Get Your DNS64
- hosting
- servers
- infrastructure
Introduction¶
Do you want an ipv6 only network that can still access all the ipv4 internet? Come along for the ride while we build a network using open source tools to do just that.
What you'll need.¶
An operating system, the one that introduced me to all this is OpenWRT. Do I suggest OpenWRT? Maybe, it depends. Openwrt is a router OS, and has a lot of things that make life easier. It's got docker and can run on arm and ras pi. So this is what I used for the first time. Pihole is commonly mentioned in this space. Proxmox can also run and have either or both run on the pi. What kind of overhead and latencies might be involved with different approaches? That's not what this is about.
Let's break it down¶
1) odhcpd ** 2) unbound 3) unbound-control ** 4) jool
TMI¶
This article isn't exactly hyper focused on simply dns64, it touches on DDI because frankly without all of the individual pieces in place none of them perform optimally. It takes a team.
odhcpd¶
This application is a dhcp server, when other computers or devices connect to your network, this is what assigns them an address on your network.
unbound¶
Unbound is a DNS server, similar to bind9. It offers an option called 'dns64' , and a 'dns64_prefix' option. In order for ipv6 clients to resolve an ipv4 only website, this encodes the ipv4 address into the dns64_prefix if it's enabled.
unbound UCI config:¶
config unbound 'ub_main'
...
option dns64 '1'
option dns64_prefix '64:ff9b::/96'
...
Alternative Bind9 Config:¶
in named.conf.options inside the options {} object
** I copied and pasted this example from an external source. I did not write this. But I did use this, and copied it out of my config after I had disabled the entire things from my internal bind9's in favor of the unbound returning it so there was more of a single source of truth in my lan.
dns64 64:ff9b::/96 {
# Though serving standard DNS to the translator device
# is perfectly normal, we want to exclude it from DNS64.

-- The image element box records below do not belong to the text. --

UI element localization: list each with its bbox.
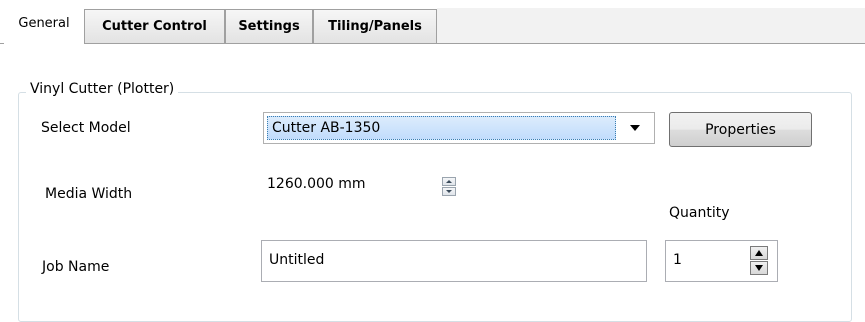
media-width-spinner[interactable] [442,177,456,197]
tab-settings[interactable]: Settings [225,9,313,43]
tab-strip-divider [0,43,865,44]
quantity-stepper[interactable] [750,246,768,276]
job-name-label: Job Name [42,259,110,275]
tab-strip-filler [437,8,865,44]
tab-settings-label: Settings [238,19,300,34]
groupbox-title: Vinyl Cutter (Plotter) [26,81,179,97]
select-model-label: Select Model [41,120,131,136]
tab-tiling-panels-label: Tiling/Panels [328,19,422,34]
model-select[interactable]: Cutter AB-1350 [263,112,655,144]
properties-button[interactable]: Properties [669,112,812,147]
spin-down-icon[interactable] [750,261,768,275]
media-width-field[interactable]: 1260.000 mm [261,168,467,204]
tab-general-label: General [18,15,70,31]
tab-strip: General Cutter Control Settings Tiling/P… [0,0,865,44]
model-select-value: Cutter AB-1350 [267,116,616,140]
spin-down-icon[interactable] [442,187,456,196]
tab-tiling-panels[interactable]: Tiling/Panels [313,9,437,43]
dropdown-arrow-icon[interactable] [630,125,640,131]
quantity-label: Quantity [669,205,730,221]
job-name-field[interactable]: Untitled [261,240,647,282]
spin-up-icon[interactable] [442,177,456,186]
media-width-label: Media Width [45,186,133,202]
tab-cutter-control-label: Cutter Control [102,19,207,34]
tab-general[interactable]: General [4,5,84,44]
tab-cutter-control[interactable]: Cutter Control [84,9,225,43]
spin-up-icon[interactable] [750,246,768,260]
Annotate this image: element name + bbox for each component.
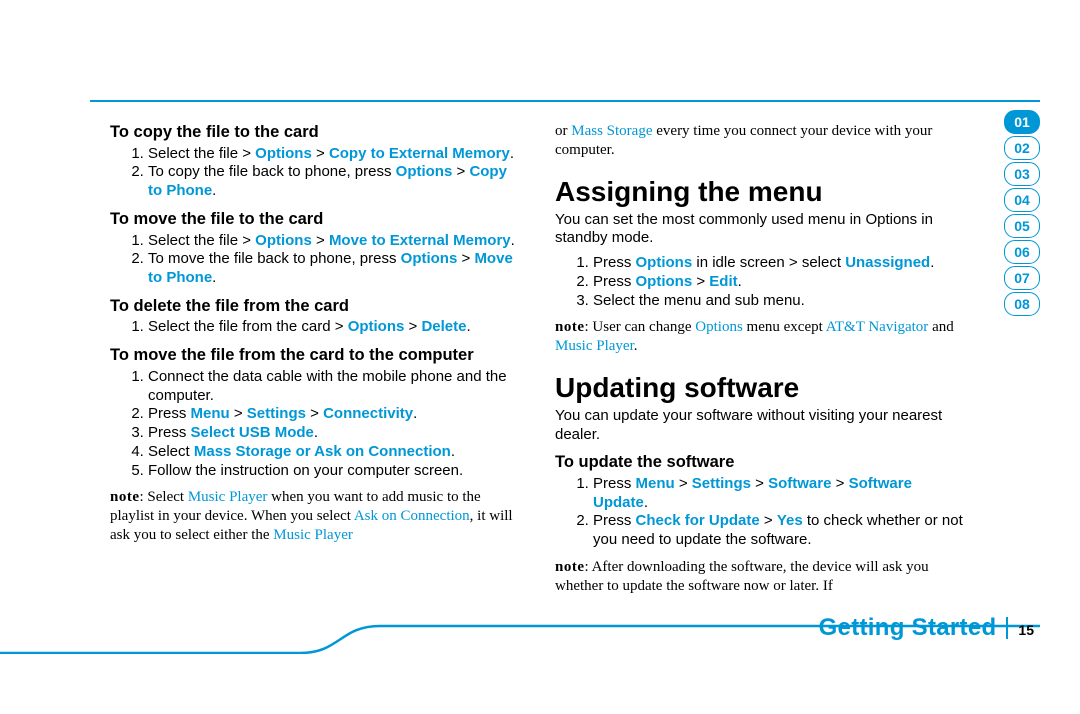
manual-page: 01 02 03 04 05 06 07 08 To copy the file… bbox=[0, 0, 1080, 714]
step: Press Select USB Mode. bbox=[148, 424, 525, 443]
steps-update-software: Press Menu > Settings > Software > Softw… bbox=[555, 475, 970, 550]
note-updating-software: note: After downloading the software, th… bbox=[555, 558, 970, 596]
footer-section-title: Getting Started bbox=[819, 614, 997, 642]
steps-delete-file: Select the file from the card > Options … bbox=[110, 318, 525, 337]
step: Select Mass Storage or Ask on Connection… bbox=[148, 443, 525, 462]
step: Press Options > Edit. bbox=[593, 273, 970, 292]
step: Select the file from the card > Options … bbox=[148, 318, 525, 337]
heading-updating-software: Updating software bbox=[555, 370, 970, 405]
step: Connect the data cable with the mobile p… bbox=[148, 368, 525, 406]
steps-move-file: Select the file > Options > Move to Exte… bbox=[110, 232, 525, 288]
heading-assigning-menu: Assigning the menu bbox=[555, 174, 970, 209]
subhead-delete-file: To delete the file from the card bbox=[110, 296, 525, 317]
chapter-tab[interactable]: 02 bbox=[1004, 136, 1040, 160]
step: Select the file > Options > Move to Exte… bbox=[148, 232, 525, 251]
steps-assigning-menu: Press Options in idle screen > select Un… bbox=[555, 254, 970, 310]
subhead-update-software: To update the software bbox=[555, 452, 970, 473]
step: To move the file back to phone, press Op… bbox=[148, 250, 525, 288]
step: Press Options in idle screen > select Un… bbox=[593, 254, 970, 273]
step: Press Menu > Settings > Connectivity. bbox=[148, 405, 525, 424]
chapter-tab[interactable]: 06 bbox=[1004, 240, 1040, 264]
left-column: To copy the file to the card Select the … bbox=[110, 110, 525, 601]
chapter-tab[interactable]: 08 bbox=[1004, 292, 1040, 316]
step: Press Menu > Settings > Software > Softw… bbox=[593, 475, 970, 513]
continuation-text: or Mass Storage every time you connect y… bbox=[555, 122, 970, 160]
content-columns: To copy the file to the card Select the … bbox=[110, 110, 1010, 601]
step: To copy the file back to phone, press Op… bbox=[148, 163, 525, 201]
chapter-tab[interactable]: 07 bbox=[1004, 266, 1040, 290]
subhead-move-file: To move the file to the card bbox=[110, 209, 525, 230]
right-column: or Mass Storage every time you connect y… bbox=[555, 110, 1010, 601]
chapter-tabs: 01 02 03 04 05 06 07 08 bbox=[1004, 110, 1040, 318]
chapter-tab[interactable]: 01 bbox=[1004, 110, 1040, 134]
step: Follow the instruction on your computer … bbox=[148, 462, 525, 481]
page-number: 15 bbox=[1018, 622, 1034, 638]
footer: Getting Started 15 bbox=[819, 614, 1034, 642]
top-rule bbox=[90, 100, 1040, 102]
steps-copy-file: Select the file > Options > Copy to Exte… bbox=[110, 145, 525, 201]
subhead-move-to-computer: To move the file from the card to the co… bbox=[110, 345, 525, 366]
step: Select the menu and sub menu. bbox=[593, 292, 970, 311]
chapter-tab[interactable]: 04 bbox=[1004, 188, 1040, 212]
note-assigning-menu: note: User can change Options menu excep… bbox=[555, 318, 970, 356]
step: Select the file > Options > Copy to Exte… bbox=[148, 145, 525, 164]
chapter-tab[interactable]: 05 bbox=[1004, 214, 1040, 238]
footer-divider-icon bbox=[1006, 617, 1008, 639]
step: Press Check for Update > Yes to check wh… bbox=[593, 512, 970, 550]
paragraph: You can set the most commonly used menu … bbox=[555, 211, 970, 249]
steps-move-to-computer: Connect the data cable with the mobile p… bbox=[110, 368, 525, 481]
note-music-player: note: Select Music Player when you want … bbox=[110, 488, 525, 544]
paragraph: You can update your software without vis… bbox=[555, 407, 970, 445]
chapter-tab[interactable]: 03 bbox=[1004, 162, 1040, 186]
subhead-copy-file: To copy the file to the card bbox=[110, 122, 525, 143]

# Why? Well, one reason is that the translator is
# already connected to both IP protocols, so its own
# traffic doesn't need 64:ff9b for anything.
# But a more important reason is that Jool can only
# translate on PREROUTING [0]; it specifically excludes
# local traffic. If the Jool device itself attempts to
# communicate with 64:ff9b, it will fail.
# Listing !translator before our good clients here
# ensures the translator is excluded from DNS64, even
# when it belongs to the client networks.
# clients { !translator; dns64-good-clients; };
# Other options per prefix (if you need them) here.
# More info here: https://kb.isc.org/article/AA-01031
};
dns64 64:ff9b::/96 {
# clients { !translator; dns64-good-clients; };
};
OpenWRT Advantages¶
Because I'm using openwrt things are already designed to work together after enabling options in uci, odhcpd gets the self reported hostname of the device, runs some scripts with it and it's assigned ip's and creates DNS entries for unbound, and then runs unbound-control to update unbound.
OpenWRT Disadvantages¶
I tried to create a pool of 2000 ipv4 addresses in a /16 LAN for the dhcp server to allocate for vm's and clients and things didn't go well. I know it's a stupid large number but I wanted to see, it had extreme issues even issuing addresses for the same ~35 clients I had connected before and are still connected after setting it back to 150 address pool.
What's all this mean¶
This means now every device plugged in has a FQDN assigned to it based on the devices self reported hostname, and whatever domain I set in the unbound odhcpd configuration section. I hijacked centerionware.local.com - probably not a good idea but it's what I did. Probably should have used .lan or something.
But none of this makes anything ipv6 only?¶
That's true, but some basic groundwork is required. If you've tried to follow along you'll notice I'm not giving specific commands to type in, the reason being is it's more of a pattern that's common to different packages. Each of the things can be done differently, I've set up dns64 with Bind9 instead of unbound. I'm sure there's an alternative to jool, or 15 of them by now.
You need to have a DNS server under your control that can encode ipv4 only results. All should be able to do it these days. And you need a tunnel on your egress that can capture those ip's and translate them back to ipv4 for outgoing connections, and it has to maintain routing tables while the connection is alive.
If you've got that set up, then you can start simply disabling ipv4 in your vm's, and everything should still work. This isn't truely the case it seems however, things still break. Docker and IPv6 Are not friends.